The light is fading fast in the Peak District and, somewhere between the heather and the hills, comes an urgent cry for help. Emergency responders scramble into action, reeling off grid references into walkie talkies as they search for their casualty: “Hello? Mountain rescue!”
They find their walker on the cusp of a valley, his ankle badly twisted and hypothermia setting in. The 18 volunteers – teachers, doctors, joiners – heave the man on to a stretcher and carry him more than a mile to safety.
This may be a training exercise but it has all the hallmarks of an everyday emergency in Britain’s national parks.
Mountain rescue teams across the country say they are braced for an extraordinarily busy summer as the cost-of-living crisis drives more people towards cheaper outdoor pursuits.
“We are fully anticipating it to be a very, very busy summer, as busy as we have ever had probably,” says Mike Margeson, operations director of Mountain Rescue England and Wales. “Certainly last year we wouldn’t want it any busier in terms of being able to cope.”
Emergency teams responded to a record 3,629 callouts in England and Wales last year, up 15% compared with 2020. There were almost 1,000 more callouts in 2021 than in 2019 as crowds of people headed for the hills during Covid-19.
There is little sign of the pandemic-fuelled popularity waning.
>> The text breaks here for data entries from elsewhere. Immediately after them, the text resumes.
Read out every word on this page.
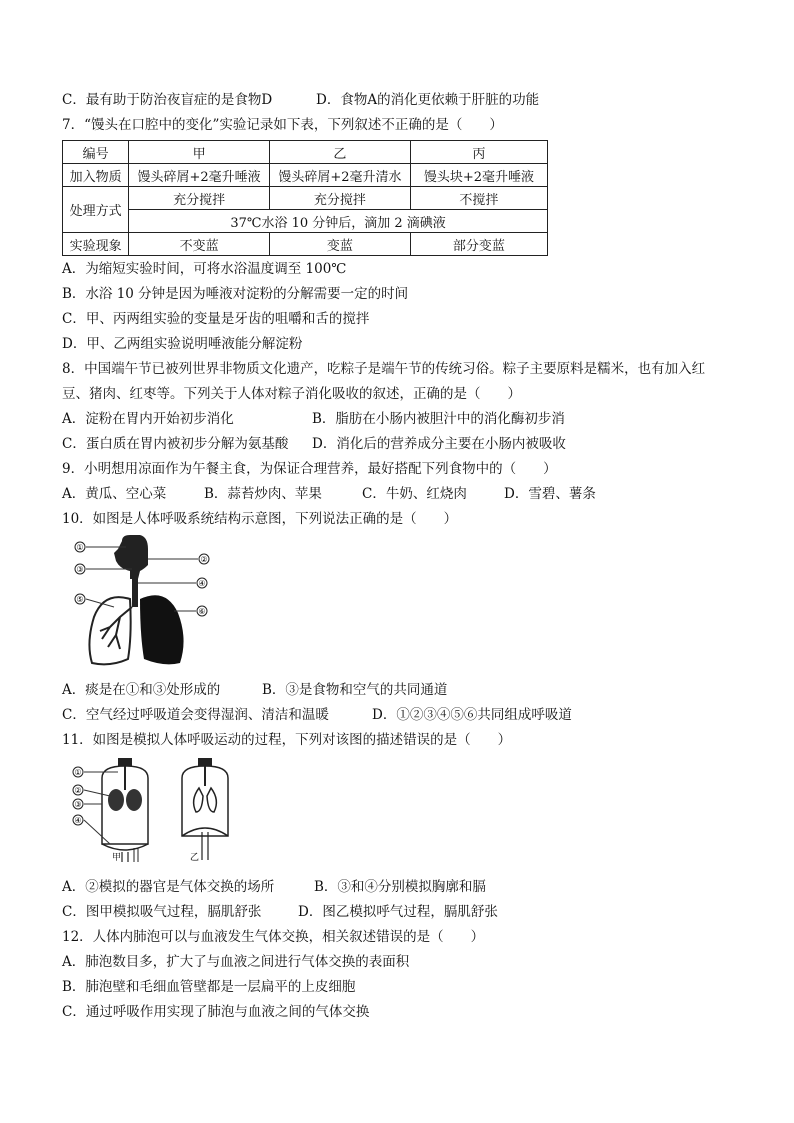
C．最有助于防治夜盲症的是食物D	D．食物A的消化更依赖于肝脏的功能
7．“馒头在口腔中的变化”实验记录如下表，下列叙述不正确的是（　　）
编号	甲	乙	丙
加入物质	馒头碎屑+2毫升唾液	馒头碎屑+2毫升清水	馒头块+2毫升唾液
处理方式	充分搅拌	充分搅拌	不搅拌
	37℃水浴 10 分钟后，滴加 2 滴碘液		
实验现象	不变蓝	变蓝	部分变蓝
A．为缩短实验时间，可将水浴温度调至 100℃
B．水浴 10 分钟是因为唾液对淀粉的分解需要一定的时间
C．甲、丙两组实验的变量是牙齿的咀嚼和舌的搅拌
D．甲、乙两组实验说明唾液能分解淀粉
8．中国端午节已被列世界非物质文化遗产，吃粽子是端午节的传统习俗。粽子主要原料是糯米，也有加入红
豆、猪肉、红枣等。下列关于人体对粽子消化吸收的叙述，正确的是（　　）
A．淀粉在胃内开始初步消化	B．脂肪在小肠内被胆汁中的消化酶初步消
C．蛋白质在胃内被初步分解为氨基酸	D．消化后的营养成分主要在小肠内被吸收
9．小明想用凉面作为午餐主食，为保证合理营养，最好搭配下列食物中的（　　）
A．黄瓜、空心菜	B．蒜苔炒肉、苹果	C．牛奶、红烧肉	D．雪碧、薯条
10．如图是人体呼吸系统结构示意图，下列说法正确的是（　　）
①
②
③
④
⑤
⑥
A．痰是在①和③处形成的	B．③是食物和空气的共同通道
C．空气经过呼吸道会变得湿润、清洁和温暖	D．①②③④⑤⑥共同组成呼吸道
11．如图是模拟人体呼吸运动的过程，下列对该图的描述错误的是（　　）
①
②
③
④
甲	乙
A．②模拟的器官是气体交换的场所	B．③和④分别模拟胸廓和膈
C．图甲模拟吸气过程，膈肌舒张	D．图乙模拟呼气过程，膈肌舒张
12．人体内肺泡可以与血液发生气体交换，相关叙述错误的是（　　）
A．肺泡数目多，扩大了与血液之间进行气体交换的表面积
B．肺泡壁和毛细血管壁都是一层扁平的上皮细胞
C．通过呼吸作用实现了肺泡与血液之间的气体交换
Mountain rescue teams dealt with 1,489 callouts in the first six months of this year, generally the quieter half of the calendar, according to provisional figures for England and Wales. More than half of those were in the three most popular regions – the Lake District, Peak District and north Wales.
“It has been building up and building up, and the last five or six weeks have been really busy and very tragic,” said Margeson. He counts at least 12 fatalities in the past two months, the most recent being a walker who fell from Snowdon, Wales’s highest mountain, last Tuesday.
The vast majority of incidents are down to human error, primarily with people being ill-equipped for the terrain. Rescue teams said they had seen a significant rise in people turning up in trainers, without spare clothing, and trying to rely on Google Maps in mobile blackspots.
“We are very enthusiastic that people have realised the importance of being in the outdoors, it’s just that the numbers are so big,” said Margeson, who has worked in mountain rescue for more than 40 years.
“And the demographics: the people that would normally be on the beach in Benidorm were crowding off to join a queue for two hours to get to the top of Snowdon, or cramming themselves into the Lake District.”
There may be another reason for the rise in emergency incidents, said Richard Warren, chair of the Lake District mountain rescue teams: “A lot of people are having knee operations and hip operations now after the pandemic, and I think there are an awful lot of people coming down off the high fells, hobbling down, tripping, falling.”
Mountain rescue teams are staffed entirely of volunteers and most rely wholly on donations as they receive no money from central government. They are on call 24 hours a day, 365 days a year.
As well as responding to accidents in the hills and valleys, they are increasingly called upon by the police and ambulance crews, either for their technical expertise or when the blue-light services are stretched.
Colin Price, a duty team leader for Edale mountain rescue in the Peak District, said his team had responded to 82 callouts already this year and were on track to match last year’s record of 155.
Despite the return of mostly restriction-free foreign travel, he said the region was getting “busier and busier” even before the end of the school term. Campsites are fully booked in the Lake District too.
Margeson, a member of the rescue team that covers part of Cumbria’s Scafell Pike, England’s highest mountain, said: “A lot of people have gone back to going abroad but many people can’t afford it, so popping out to the Peaks, or north Wales or the Lake District is a more financially viable holiday – and who can blame them?”